以sum(c[i])(c[i]>=0)作为背包容量totV,i当作物体,c[i]当作物体体积,f[i]当作物体重量,01背包后,求max{j+DP[j]} (非负)即可。
注意:
- 这里物体体积存在负数,所以循环j时起始条件不能为j=0!而应当在for下面加if,判断子问题在minJ~maxJ范围之内。
- 初值不是DP[最左端点]=0,而是DP[0点所在位置]=0。
#include <cstdio>
#include <cstring>
#include <algorithm>
using namespace std;
const int MAX_V = 200010, MAX_OBJ = 110;
#define M(x) x+offset//move
int DP(int minJ, int maxJ, int totObj, int *_v, int *_w)
{
static int DP[MAX_V];
int offset = max(-minJ, 0);
memset(DP, 0xcf, sizeof(DP));
DP[M(0)] = 0;
for (int i = 1; i <= totObj; i++)
{
if (_v[i] <= 0)
{
for (int j = minJ; j <= maxJ; j++)
if (j >= minJ + _v[i] && j <= maxJ + _v[i])

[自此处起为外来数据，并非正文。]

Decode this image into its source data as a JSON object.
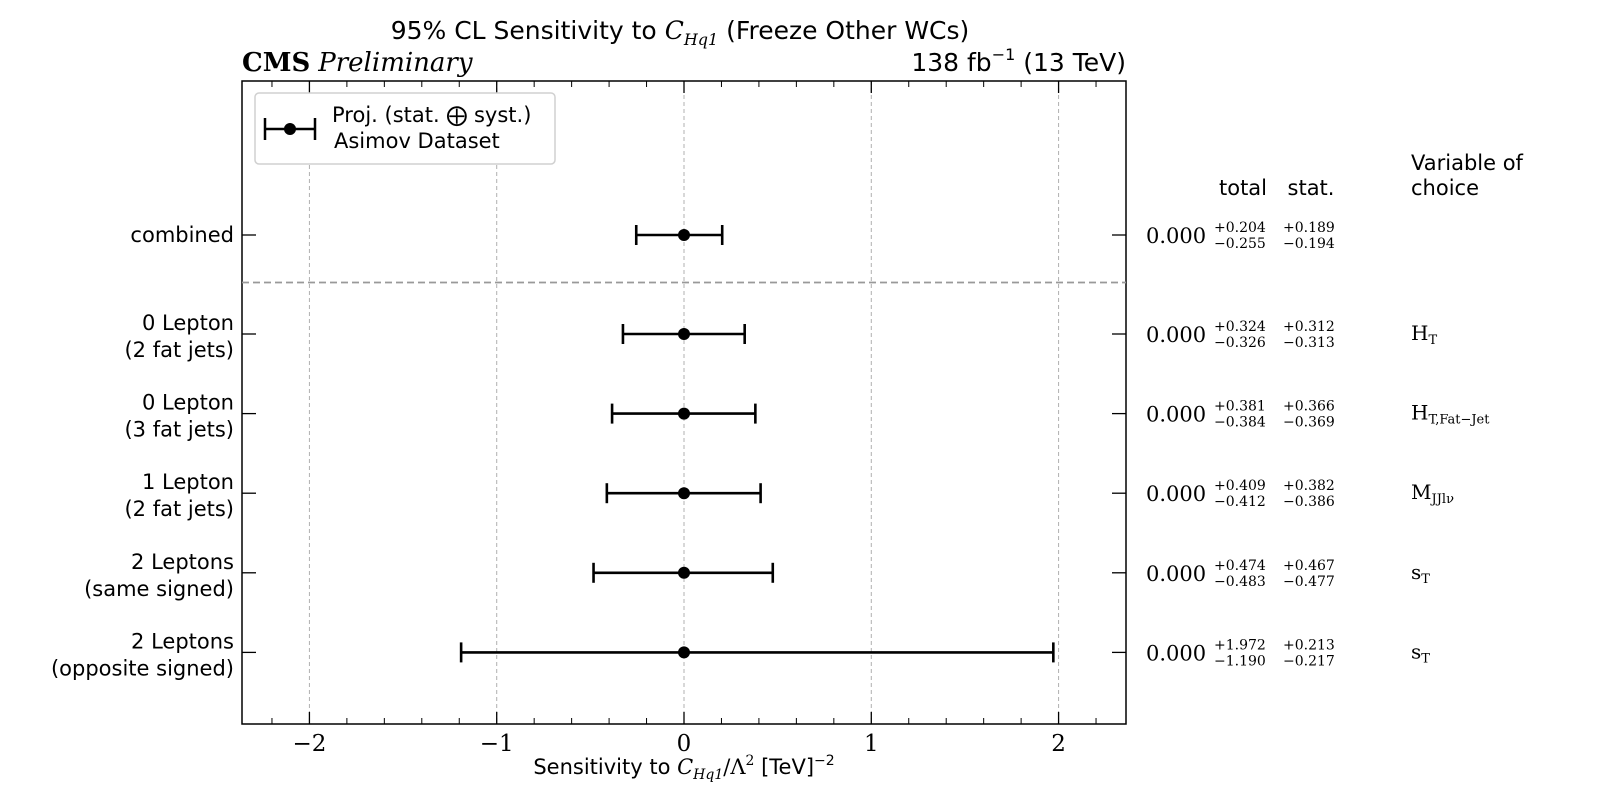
{
  "header": {
    "title_pre": "95% CL Sensitivity to ",
    "title_wc_main": "C",
    "title_wc_sub": "Hq1",
    "title_post": " (Freeze Other WCs)",
    "experiment": "CMS",
    "status": "Preliminary",
    "lumi_pre": "138 fb",
    "lumi_exp": "−1",
    "lumi_post": " (13 TeV)"
  },
  "legend": {
    "line1": "Proj. (stat. ⨁ syst.)",
    "line2": "Asimov Dataset"
  },
  "table_headers": {
    "total": "total",
    "stat": "stat.",
    "variable_line1": "Variable of",
    "variable_line2": "choice"
  },
  "chart_data": {
    "type": "scatter",
    "title": "95% CL Sensitivity to C_Hq1 (Freeze Other WCs)",
    "xlabel": "Sensitivity to C_Hq1/Λ^2 [TeV]^-2",
    "xlim": [
      -2.36,
      2.36
    ],
    "xticks": [
      -2,
      -1,
      0,
      1,
      2
    ],
    "xtick_labels": [
      "−2",
      "−1",
      "0",
      "1",
      "2"
    ],
    "grid": "vertical dashed at major ticks",
    "legend_position": "top-left",
    "separator_after": "combined",
    "categories": [
      {
        "label1": "combined",
        "label2": "",
        "central": "0.000",
        "value": 0.0,
        "total_up": 0.204,
        "total_down": 0.255,
        "stat_up": 0.189,
        "stat_down": 0.194,
        "total_up_txt": "+0.204",
        "total_down_txt": "−0.255",
        "stat_up_txt": "+0.189",
        "stat_down_txt": "−0.194",
        "var_main": "",
        "var_sub": ""
      },
      {
        "label1": "0 Lepton",
        "label2": "(2 fat jets)",
        "central": "0.000",
        "value": 0.0,
        "total_up": 0.324,
        "total_down": 0.326,
        "stat_up": 0.312,
        "stat_down": 0.313,
        "total_up_txt": "+0.324",
        "total_down_txt": "−0.326",
        "stat_up_txt": "+0.312",
        "stat_down_txt": "−0.313",
        "var_main": "H",
        "var_sub": "T"
      },
      {
        "label1": "0 Lepton",
        "label2": "(3 fat jets)",
        "central": "0.000",
        "value": 0.0,
        "total_up": 0.381,
        "total_down": 0.384,
        "stat_up": 0.366,
        "stat_down": 0.369,
        "total_up_txt": "+0.381",
        "total_down_txt": "−0.384",
        "stat_up_txt": "+0.366",
        "stat_down_txt": "−0.369",
        "var_main": "H",
        "var_sub": "T,Fat−Jet"
      },
      {
        "label1": "1 Lepton",
        "label2": "(2 fat jets)",
        "central": "0.000",
        "value": 0.0,
        "total_up": 0.409,
        "total_down": 0.412,
        "stat_up": 0.382,
        "stat_down": 0.386,
        "total_up_txt": "+0.409",
        "total_down_txt": "−0.412",
        "stat_up_txt": "+0.382",
        "stat_down_txt": "−0.386",
        "var_main": "M",
        "var_sub": "JJlν"
      },
      {
        "label1": "2 Leptons",
        "label2": "(same signed)",
        "central": "0.000",
        "value": 0.0,
        "total_up": 0.474,
        "total_down": 0.483,
        "stat_up": 0.467,
        "stat_down": 0.477,
        "total_up_txt": "+0.474",
        "total_down_txt": "−0.483",
        "stat_up_txt": "+0.467",
        "stat_down_txt": "−0.477",
        "var_main": "s",
        "var_sub": "T"
      },
      {
        "label1": "2 Leptons",
        "label2": "(opposite signed)",
        "central": "0.000",
        "value": 0.0,
        "total_up": 1.972,
        "total_down": 1.19,
        "stat_up": 0.213,
        "stat_down": 0.217,
        "total_up_txt": "+1.972",
        "total_down_txt": "−1.190",
        "stat_up_txt": "+0.213",
        "stat_down_txt": "−0.217",
        "var_main": "s",
        "var_sub": "T"
      }
    ]
  }
}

DP[M(j)] = max(DP[M(j)], DP[M(j - _v[i])] + _w[i]);
}
else
{
for (int j = maxJ; j >= minJ; j--)
if (j >= minJ + _v[i] && j <= maxJ + _v[i])
DP[M(j)] = max(DP[M(j)], DP[M(j - _v[i])] + _w[i]);
}
}
int ans = 0;
for (int j = 0; j <= maxJ; j++)
if(DP[M(j)] >=0)
ans = max(ans, j+DP[M(j)]);
return ans;
}
int main()
{
#ifdef _DEBUG
freopen("c:\noi\source\input.txt", "r", stdin);
#endif
static int _s[MAX_OBJ], _f[MAX_OBJ];
int n, minS = 0, maxS = 0, cnt = 0, s, f, tempAns = 0;
scanf("%d", &n);
for (int i = 1; i <= n; i++)
{
scanf("%d%d", &s, &f);
if (s >= 0 && f >= 0)
{
tempAns += s + f;
continue;
}
else if (s <= 0 && f <= 0)
continue;
else
{
cnt++;
_s[cnt] = s;
_f[cnt] = f;
_s[cnt] > 0 ? maxS += _s[cnt] : minS += _s[cnt];
}
}
printf("%d
", tempAns + DP(minS, maxS, cnt, _s, _f));
return 0;
}